Posted on:2000-10-01Degree:Ph.DType:Dissertation
University:The University of ChicagoCandidate:Luchsinger, Craig JohnFull Text:PDF
GTID:1465390014466147Subject:Comparative Literature
Abstract/Summary:
This project has two intertwined objects of inquiry. The first object is to reconstruct the discourse genre called junbungaku/pure literature. This vexed category has intermittently but relentlessly dominated both critical thinking and publishing practices in Japanese literature from the mid-Meiji era (1890's) to recent times when the category has decayed, if not been dismissed.
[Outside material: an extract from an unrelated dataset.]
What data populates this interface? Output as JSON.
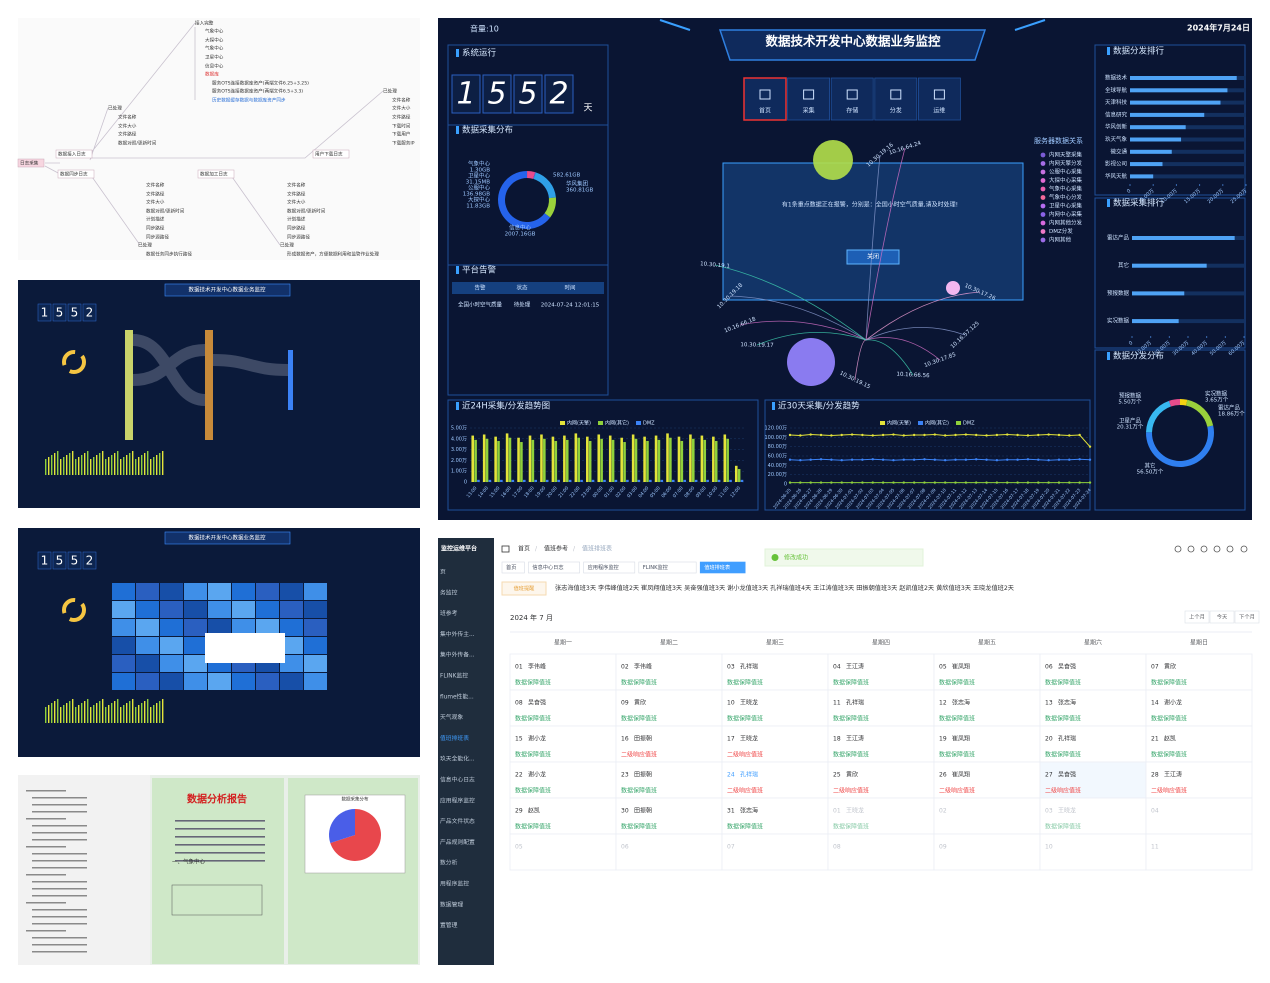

Initially, the discourse genre appeared orthodox and centripetal, oscillating around powers that sought to establish a new literature in accordance with the culture of Japan as modern nation-state. Yet, as the title suggests, from the start debates about pure literature have been saturated by heterogeneous valences. This is due, in part, to the continuing practice of translating and transmitting foreign texts and ideas into both the critical arena and publishing industry. Thus the notion of pure literature is crosscut by reified but significant aesthetic polemics and an inevitable capitalist logic of segmentation, producing many a canon built only to be later demolished.;The second object is to investigate the centrifugal impact on this discourse genre by author/theorist, Oe Kenzaburo. The explicit goal is to debunk the public myth that Oe is the last living practitioner of pure literature. Rather, in the course of contextualizing and interpreting the first half of his oeuvre, we shall demonstrate the innovation required to develop a heterolingual address. This form of address privileges marginalized voices, perspectives, and ideas that might otherwise be ignored amidst a society regimented by the global imperatives of high growth economics and banal consumerism. Oe's utopian/dystopian explorations of the possibilities for solidarity, subjectivity, and sustainable progress represent one of the finest critical voices of both the postwar and the contemporary era. Such work embodies but one of the tasks of both literature and critical inquiry within Japan. The conclusion, then, argues that such work is still incomplete, and so the significant role of the literary imagination and social critique remains salient for both Oe's future readers and for the place of the next Japan.